Il Sole 24 Ore analyzes how AC Milan could afford the unprecedented summer spending spree and how it affects UEFA and the Financial Fair Play.
After the heavy investments in the transfer market made by the new Chinese Milan, many wondered where did the money came from and how will it be financially explained, especially given the looming issue of the Financial Fair Play. Marco Bellinazzo, a well known journalist very much prepared on economic issues, explained the situation on the online edition of Il Sole 24 Ore.
Currently, AC Milan is clearly out of the constrains imposed by the Financial Fair Play, which envisages a maximum of 30 million euros loss. In the last three years, the rossoneri have accumulated losses of 250 million euros. With the conquest of the Europa League play-offs, the club will return to be under the control of UEFA. However, this controls will begin next fall and any penalties will apply only for next season.
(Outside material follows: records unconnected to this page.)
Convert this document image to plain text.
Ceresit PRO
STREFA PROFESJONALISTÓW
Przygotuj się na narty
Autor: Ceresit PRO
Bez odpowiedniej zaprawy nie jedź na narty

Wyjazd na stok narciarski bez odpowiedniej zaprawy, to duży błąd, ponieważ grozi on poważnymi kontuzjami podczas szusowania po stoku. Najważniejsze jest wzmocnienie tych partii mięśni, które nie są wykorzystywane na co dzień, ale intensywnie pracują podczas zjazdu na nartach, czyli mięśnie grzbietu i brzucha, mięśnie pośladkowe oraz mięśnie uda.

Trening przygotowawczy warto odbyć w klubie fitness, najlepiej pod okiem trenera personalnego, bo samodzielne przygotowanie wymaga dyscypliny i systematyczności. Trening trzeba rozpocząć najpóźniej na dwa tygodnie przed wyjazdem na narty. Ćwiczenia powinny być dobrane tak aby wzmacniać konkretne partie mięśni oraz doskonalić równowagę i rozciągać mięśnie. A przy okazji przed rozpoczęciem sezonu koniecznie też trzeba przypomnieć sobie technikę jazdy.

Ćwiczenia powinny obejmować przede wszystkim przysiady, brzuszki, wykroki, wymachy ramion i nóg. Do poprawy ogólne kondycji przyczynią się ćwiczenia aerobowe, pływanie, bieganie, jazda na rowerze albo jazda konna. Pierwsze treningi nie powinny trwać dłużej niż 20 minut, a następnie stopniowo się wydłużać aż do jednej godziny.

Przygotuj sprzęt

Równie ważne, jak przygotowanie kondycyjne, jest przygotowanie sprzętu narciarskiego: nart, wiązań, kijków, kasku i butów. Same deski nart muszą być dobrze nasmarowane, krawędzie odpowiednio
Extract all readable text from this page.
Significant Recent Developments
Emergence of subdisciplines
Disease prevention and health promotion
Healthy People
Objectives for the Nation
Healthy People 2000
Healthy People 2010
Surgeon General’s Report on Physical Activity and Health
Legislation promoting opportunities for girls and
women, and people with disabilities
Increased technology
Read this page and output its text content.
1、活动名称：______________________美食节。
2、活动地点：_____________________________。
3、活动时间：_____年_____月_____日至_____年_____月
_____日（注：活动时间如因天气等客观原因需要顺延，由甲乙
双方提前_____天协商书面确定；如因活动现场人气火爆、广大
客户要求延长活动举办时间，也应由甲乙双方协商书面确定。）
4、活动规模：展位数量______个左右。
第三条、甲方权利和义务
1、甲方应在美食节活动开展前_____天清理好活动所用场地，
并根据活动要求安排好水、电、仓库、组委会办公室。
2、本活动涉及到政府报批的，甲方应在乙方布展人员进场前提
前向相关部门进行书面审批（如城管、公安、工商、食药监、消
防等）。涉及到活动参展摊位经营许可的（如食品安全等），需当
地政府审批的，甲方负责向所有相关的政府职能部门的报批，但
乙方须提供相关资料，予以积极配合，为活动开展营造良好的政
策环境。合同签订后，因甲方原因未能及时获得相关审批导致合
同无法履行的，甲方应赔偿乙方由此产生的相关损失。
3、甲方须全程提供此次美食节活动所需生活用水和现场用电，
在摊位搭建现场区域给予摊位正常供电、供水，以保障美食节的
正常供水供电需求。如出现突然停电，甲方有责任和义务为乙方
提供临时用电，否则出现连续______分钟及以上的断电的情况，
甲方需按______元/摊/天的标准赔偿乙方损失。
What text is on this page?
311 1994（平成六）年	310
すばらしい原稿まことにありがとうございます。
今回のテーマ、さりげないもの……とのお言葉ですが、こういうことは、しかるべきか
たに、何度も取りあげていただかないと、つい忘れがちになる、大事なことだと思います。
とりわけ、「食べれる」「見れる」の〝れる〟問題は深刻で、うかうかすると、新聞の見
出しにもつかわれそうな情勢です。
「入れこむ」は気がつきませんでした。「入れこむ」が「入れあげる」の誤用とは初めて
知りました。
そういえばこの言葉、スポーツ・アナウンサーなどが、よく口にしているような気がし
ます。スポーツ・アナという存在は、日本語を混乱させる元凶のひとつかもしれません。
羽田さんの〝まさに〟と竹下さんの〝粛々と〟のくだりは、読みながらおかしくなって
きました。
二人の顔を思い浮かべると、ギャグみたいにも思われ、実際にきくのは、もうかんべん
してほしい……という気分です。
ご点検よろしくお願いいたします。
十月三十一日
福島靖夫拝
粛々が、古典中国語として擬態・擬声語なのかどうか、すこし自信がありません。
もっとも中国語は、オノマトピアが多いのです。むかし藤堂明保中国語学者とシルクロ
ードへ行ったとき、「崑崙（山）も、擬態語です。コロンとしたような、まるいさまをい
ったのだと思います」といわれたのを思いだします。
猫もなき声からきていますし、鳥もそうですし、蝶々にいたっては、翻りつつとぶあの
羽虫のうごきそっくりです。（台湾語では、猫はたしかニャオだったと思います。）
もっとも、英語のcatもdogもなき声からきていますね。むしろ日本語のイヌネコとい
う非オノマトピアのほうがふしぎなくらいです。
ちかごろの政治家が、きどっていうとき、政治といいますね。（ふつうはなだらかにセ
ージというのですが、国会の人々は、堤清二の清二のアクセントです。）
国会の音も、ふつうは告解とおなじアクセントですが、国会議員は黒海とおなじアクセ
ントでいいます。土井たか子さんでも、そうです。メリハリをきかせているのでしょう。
In fact, the management is taking full advantage of this situation by spending and strengthening the team as much as possible.
At the same time, this club is working on the well known “Voluntary Agreement“, AC Milan’s financial plan to adhere within the parameters of the Financial Fair Play in three years. UEFA has postponed every decision in October, meanwhile the rossoneri will be able to modify this plan by adding some extra guarantees. If this plan results unsuccessful, the sanction would be even more serious than those which UEFA would have applied automatically.
AC Milan are looking to build immediately a competitive team for three reasons: “The main goal is to persuade UEFA about the concrete chance of returning to Champions League and boosting revenues by relaunching the business, in particular in Asia. To regain the political confidence of the Beijing government lost during the negotiation and perhaps attract new Chinese financial investors or partners. And finally, to recover resources to meet financial commitments with Elliot Management Fund“. Marco Fassone, however, has always been quiet, claiming he also has a plan B in the event of missing Champions League qualification for next season.
Regarding the mercato (read here), AC Milan still have another 120-130 millions to spend, counting the latest sales. “The Elliott Management fund has the club in pawn and in return has lent to Yonghong Li about 320 millions. Milan was paid 520 millions, another 90 millions served to cover the 2016/17 losses sustained by Fininvest and another 70 millions were used to repay part of the outstanding debt. In total, it was a 680 millions operation. Yonghong Li poured out of his own pocket or through funding (especially from Huarong) just under 500 millions. The Elliot Fund, as said, lent to Li Yonghong 320 million. In addition, Li is making a capital increase of 60 million (22 already paid)”.
The management is always at work to give continuity to the great revolution initiated last April. In addition to the numerous official arrivals, the wait is now all for the new attacker. The 21 year old Andre Silva is not enough. The number one target is Andrea Belotti, along with Pierre Emerick Aubameyang. Nikola Kalinic is the alternative. The summer is still long. AC Milan fans are calm, other teams fans a little less.